As Leboe put it on FHC:
targetLocation:Yes, this has been fixed. But now Dark 0men is saying it goes even farther than that.
6: [pilot name]
There's a discussion going on on FHC about various Alliance Tournament tactics used in past tournaments. And he's claiming... well, let's start with his own words:
My stuff wasn't locator agents at all. You see, EVE has a "put item into inventory" function call. Where "inventory" is maybe a hangar, and "item" is some ammo or a mod or, if you are a cheater just screwing around, someone's character ID. Obviously, the latter would fail and not do anything, but! It would fail with a Python exception. A Python exception with the database row for the item. So you could try to put someone's character into your ship cargo, and EVE would helpfully tell you their location.This is a bit technical, so I'll translate. Basically, this is a Python injection asking the game to do something impossible: put a character into a ship as cargo. The attempt would fail, of course ("generate an exception"), but in the process, the exception would give you the character's "ship ID", an EVE database record locator. You could then try to put this ship ID into your cargo, that would again fail, but would helpfully supply you with that character's ship type and location. According to a chat log from IRC, the output of this bit of code looked like this:
Now, the location for a character would be their ship item ID (or a station, if they've been just podded and aren't in a pod yet). You would then try to put their ship in your cargo, and get the ship type and solar system/station.
[pilot name] [corp] <alliance> (online) // Drake (1560855321) "Cinderella" // Ruerrotta IV - Moon 2 - Combined Harvest Plantation
How was this used in Alliance Tournaments?

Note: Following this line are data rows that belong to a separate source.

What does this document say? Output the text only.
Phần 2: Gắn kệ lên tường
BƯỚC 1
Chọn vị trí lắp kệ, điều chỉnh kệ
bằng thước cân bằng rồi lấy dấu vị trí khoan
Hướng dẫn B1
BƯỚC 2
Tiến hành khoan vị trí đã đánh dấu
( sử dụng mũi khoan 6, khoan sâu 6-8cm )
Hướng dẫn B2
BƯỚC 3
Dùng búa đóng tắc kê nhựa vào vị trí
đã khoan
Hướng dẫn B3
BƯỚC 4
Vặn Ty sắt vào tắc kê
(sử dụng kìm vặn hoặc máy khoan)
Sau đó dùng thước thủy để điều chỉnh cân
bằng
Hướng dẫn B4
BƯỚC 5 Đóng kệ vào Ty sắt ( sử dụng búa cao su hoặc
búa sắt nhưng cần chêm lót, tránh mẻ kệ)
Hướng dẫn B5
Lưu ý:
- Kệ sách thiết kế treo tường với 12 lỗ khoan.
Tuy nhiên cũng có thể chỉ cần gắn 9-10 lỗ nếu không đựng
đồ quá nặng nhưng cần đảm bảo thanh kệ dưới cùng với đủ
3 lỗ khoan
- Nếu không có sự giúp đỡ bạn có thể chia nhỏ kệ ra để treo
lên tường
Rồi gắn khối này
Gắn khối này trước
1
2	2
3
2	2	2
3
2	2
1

Glad you asked. The claim being tossed around is that Pandemic Legion, knowing the names of the pilots that would probably be flying against them in matches, would run this Python injection against all of those pilot names in the minutes leading up to an AT match. While the pilots they were to fly against were waiting for a GM to move them to the tournament grounds, PL would be supplied with the exact ship types of the ships they were sitting in.
Again, this could be a troll. It would be trivial to forge these logs. But it sure sounds plausible given the dramatic success PL had in past ATs, doesn't it? At the time, we all assumed it was because PL just had good spies in the alliances they were flying against. But it strikes me as just as likely that they had a mole working for them: the game itself.